How should I structure my system prompt for maximum cache hit rate?
Structure prompts so that all static content appears before any dynamic content, with the cache_control breakpoint placed at the static/dynamic boundary: (1) system prompt text (static — never changes per call), (2) tool schema definitions (static — changes only on deployment), (3) large reused document context if applicable (semi-static — cache with a second breakpoint if reused across calls), then (4) conversation history and (5) current user message (dynamic — not cached). On OpenAI, no breakpoints are needed — just ensure the static prefix is ≥1,024 tokens and appears before any per-call dynamic content. Common mistakes that break cache hit rate include injecting timestamps or user IDs into the system prompt before the cache breakpoint, using template-generated system prompts with non-deterministic whitespace or key ordering, and placing conversation history before the system prompt in the messages array.

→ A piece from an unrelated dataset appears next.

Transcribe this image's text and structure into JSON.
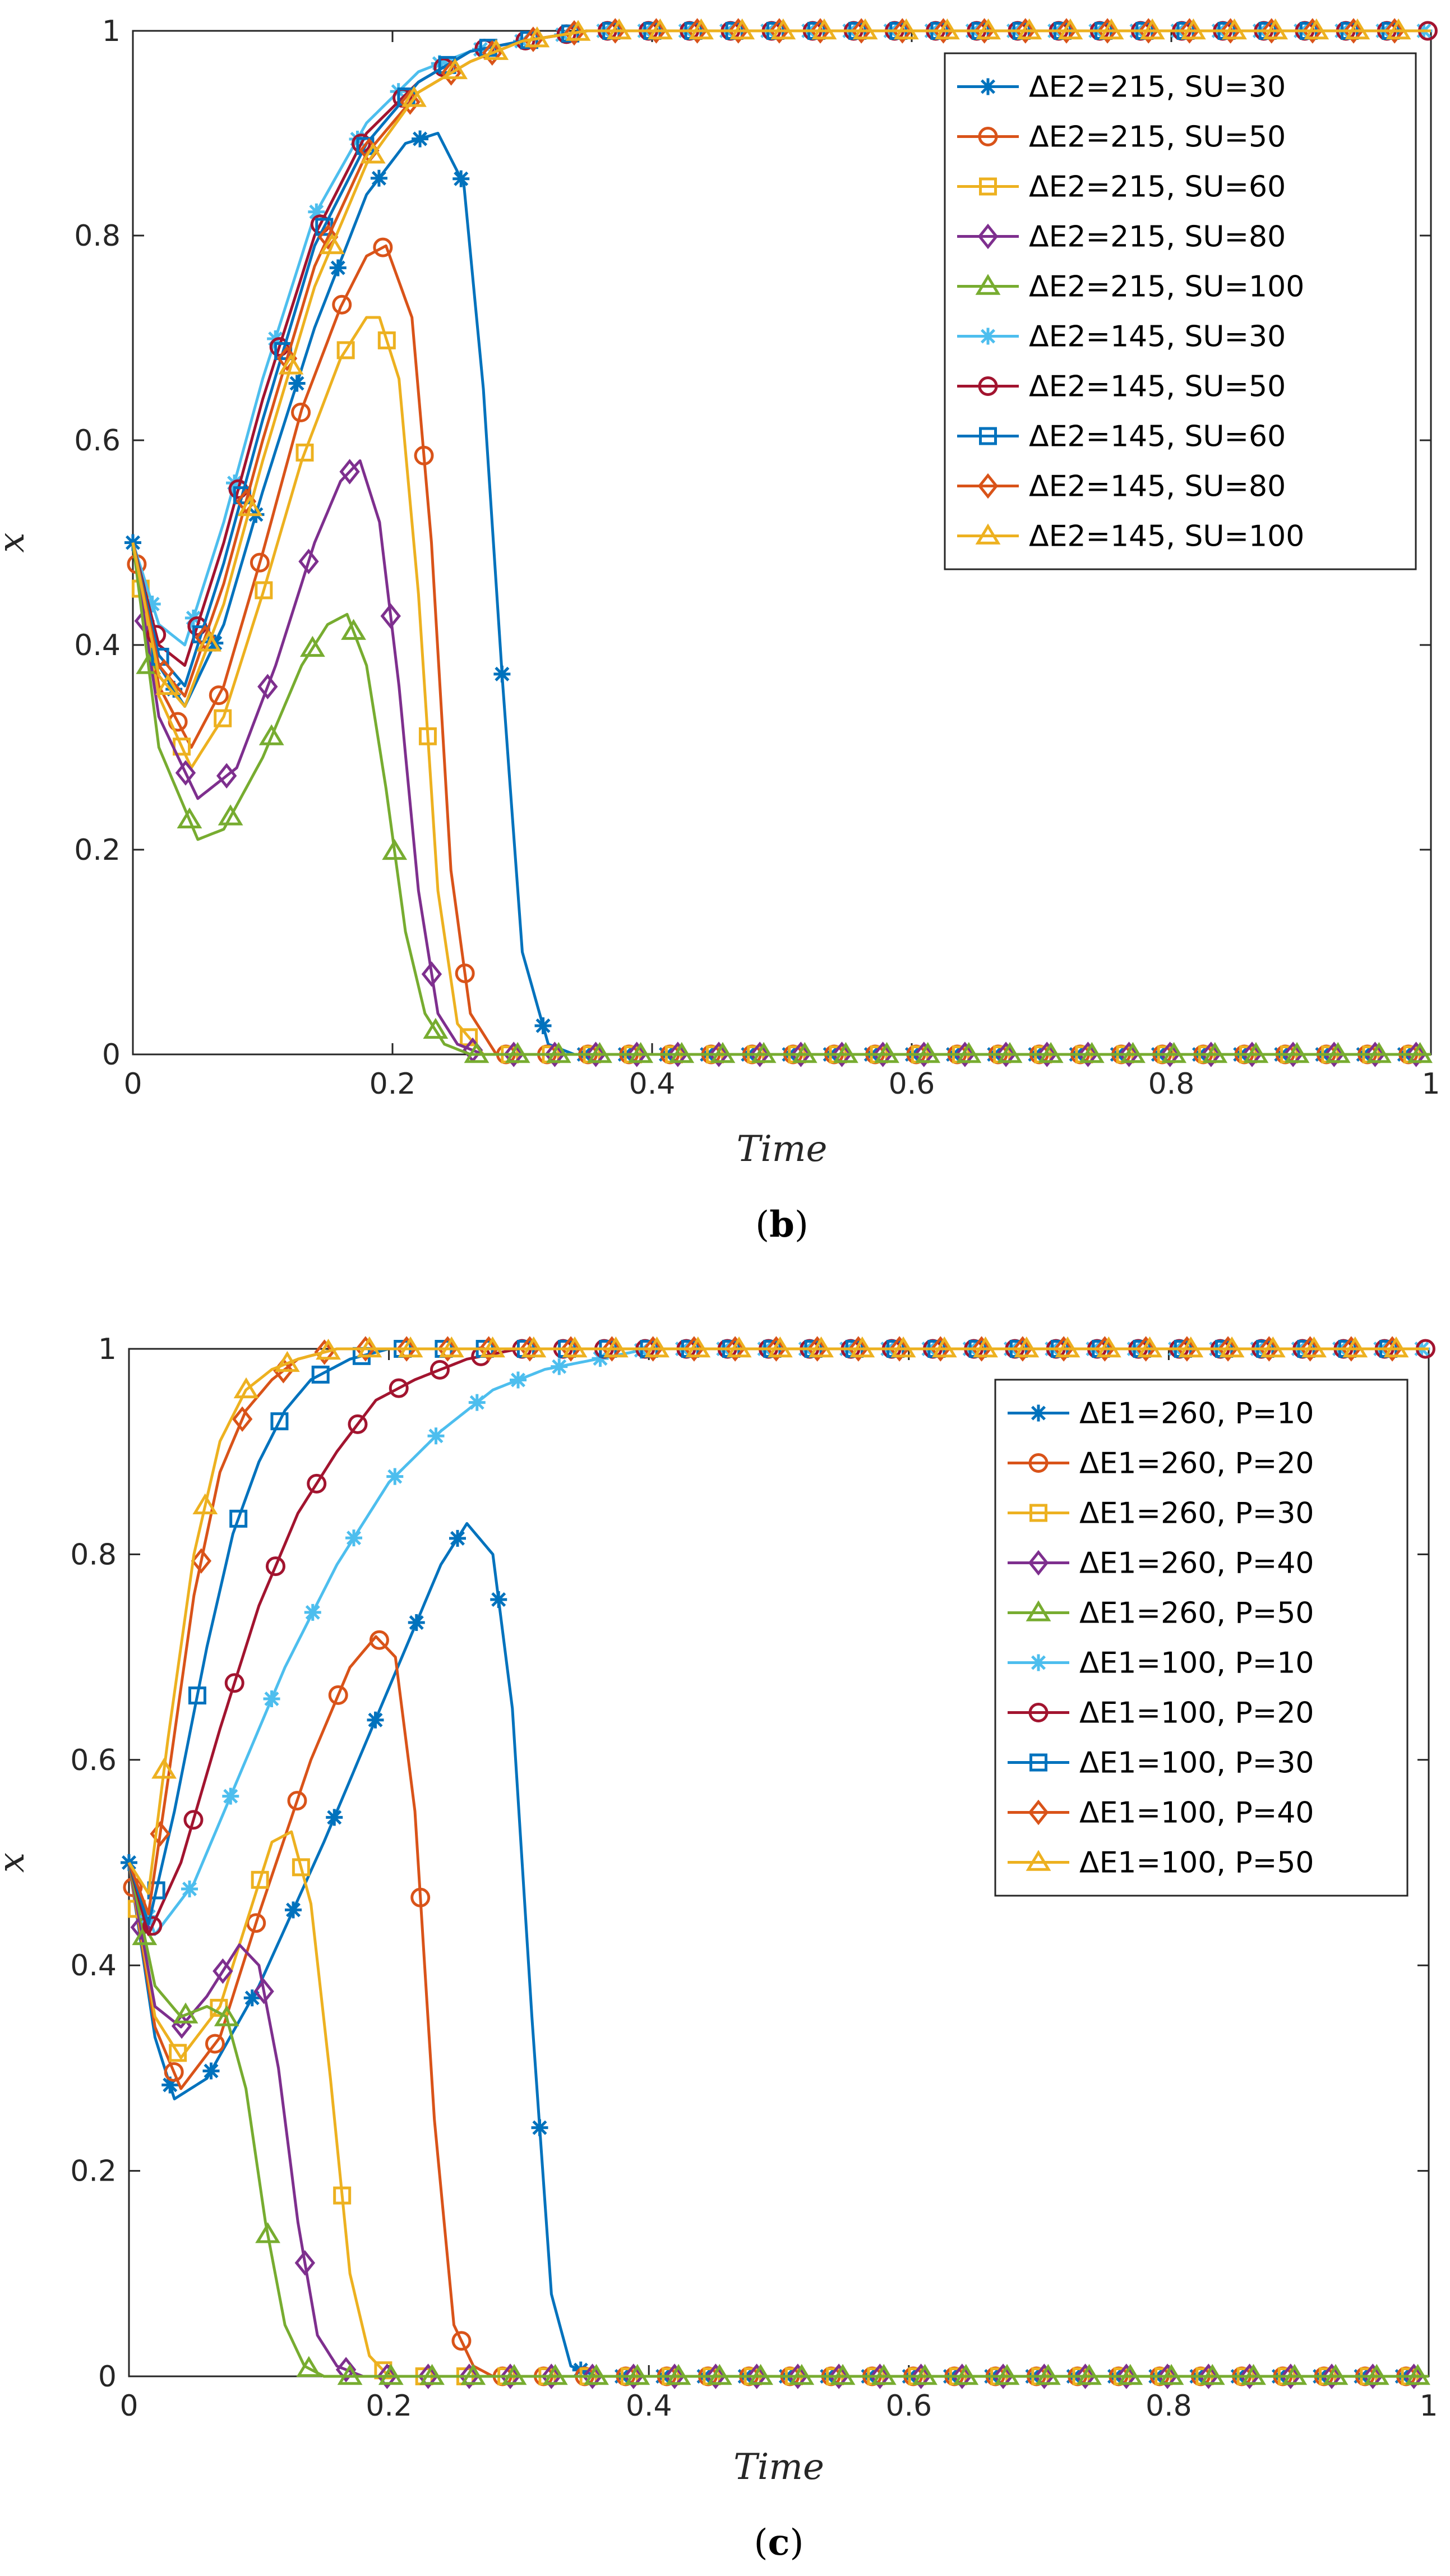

Is prompt caching secure in multi-tenant agent systems?
Prompt caching is isolated by API key on both Anthropic and OpenAI — a cache entry created by one API key can only be hit by calls using the same API key; different API keys never share cache entries regardless of identical prompt content. In a properly architected multi-tenant system where each tenant uses a separate API key, there is no cross-tenant cache sharing and no way for one tenant to infer another's system prompt through cache timing attacks. The security risk arises when multiple tenants share a single API key — agents with different system prompts but a shared API key do not share cache entries (prefixes differ), but a tenant could construct requests designed to probe whether a particular prefix is cached, inferring information about another tenant's system prompt structure. For high-security multi-tenant deployments, enforce one API key per tenant as a hard architectural rule, not just a convention.